2012年夏天的宝安机场候机厅,空调冷得刺骨,白炽灯管嗡嗡低鸣,像一段走调的背景音。窗外,一架飞机正缓缓滑向跑道,尾迹在灰蓝天空里拉出细长而虚妄的线。
你坐在我斜前方第三排蓝色塑料椅上,背包搁在膝头,拉链半开,露出一叠被摩挲得卷边的《挪威的森林》——那是我借给你的,扉页有我潦草写的日期:2012.6.17。你没还。我那时以为,不过是暂存;后来才懂,那页纸,是你留给我的最后一处停顿。
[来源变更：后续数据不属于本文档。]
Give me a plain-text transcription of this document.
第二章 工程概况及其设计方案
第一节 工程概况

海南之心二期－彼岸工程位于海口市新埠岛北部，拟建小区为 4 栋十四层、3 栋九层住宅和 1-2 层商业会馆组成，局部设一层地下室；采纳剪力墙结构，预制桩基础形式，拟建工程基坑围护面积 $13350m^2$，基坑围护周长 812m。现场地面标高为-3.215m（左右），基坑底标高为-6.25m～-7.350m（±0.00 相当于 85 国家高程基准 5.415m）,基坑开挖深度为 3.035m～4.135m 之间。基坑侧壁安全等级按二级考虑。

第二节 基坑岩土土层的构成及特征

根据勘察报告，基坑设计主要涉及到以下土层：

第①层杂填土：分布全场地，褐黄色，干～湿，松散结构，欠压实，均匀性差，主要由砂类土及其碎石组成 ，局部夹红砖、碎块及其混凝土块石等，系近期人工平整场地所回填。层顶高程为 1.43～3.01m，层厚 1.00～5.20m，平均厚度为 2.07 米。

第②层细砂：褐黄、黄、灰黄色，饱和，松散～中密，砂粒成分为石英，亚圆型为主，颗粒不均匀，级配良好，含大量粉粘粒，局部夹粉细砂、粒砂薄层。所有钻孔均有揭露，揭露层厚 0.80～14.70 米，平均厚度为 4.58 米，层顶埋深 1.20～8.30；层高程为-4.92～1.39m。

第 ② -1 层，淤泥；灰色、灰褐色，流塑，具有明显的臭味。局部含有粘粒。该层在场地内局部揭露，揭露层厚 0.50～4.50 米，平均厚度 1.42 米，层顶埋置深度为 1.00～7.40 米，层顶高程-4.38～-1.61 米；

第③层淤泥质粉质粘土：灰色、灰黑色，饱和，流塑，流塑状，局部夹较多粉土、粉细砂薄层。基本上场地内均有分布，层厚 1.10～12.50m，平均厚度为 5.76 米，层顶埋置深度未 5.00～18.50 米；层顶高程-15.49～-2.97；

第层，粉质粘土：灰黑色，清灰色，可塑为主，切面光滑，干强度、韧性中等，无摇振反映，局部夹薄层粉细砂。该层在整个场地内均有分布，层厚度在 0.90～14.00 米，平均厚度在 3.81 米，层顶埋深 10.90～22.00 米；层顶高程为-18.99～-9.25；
你忽然转过头,目光落在我脸上。我没有迎上去,只是下意识偏开视线,假装整理衬衫袖口——可余光里,你的眼睛亮得异常,不是笑的光,是水的光。一层薄而颤的泪膜浮在瞳孔表面,映着顶灯、广告牌、玻璃幕墙外流动的云,也映着我僵住的侧影。那泪水没有坠落,只是悬着,像时间在睫上结出的露,透明、温热、濒临溃散。
而我,竟把它读错了。读成反光,读成空调太冷的错觉,读成你为即将启程的兴奋而湿润的眼眶。我甚至对你笑了笑,说‘快登机了’,声音轻得像怕惊扰什么。你点了点头,喉间微微一动,没说话。那点头很慢,慢得像把整座夏天压进了颈椎的弧度里。
后来我才反复推演:如果那一刻,我伸手碰一下你手背;如果我把‘祝你前程似锦’换成‘别走’;如果我哪怕只是多看你三秒,让那层泪水落进我掌心——结局会不会坍缩成另一条轨道?
不会的。
真正的遗憾从不生于‘如果’,而生于‘当时’。当时你眼里全是想留下的泪水,而我,亲手把它翻译成了告别的语法。
如今十年过去,我仍会在雷雨夜听见候机厅广播的电子女声;会在翻开旧书时触到那页卷边的纸;会在镜中偶然瞥见自己低头避让的眼神——和当年一模一样。
原来有些眼泪,不必落下,已足以淹没余生。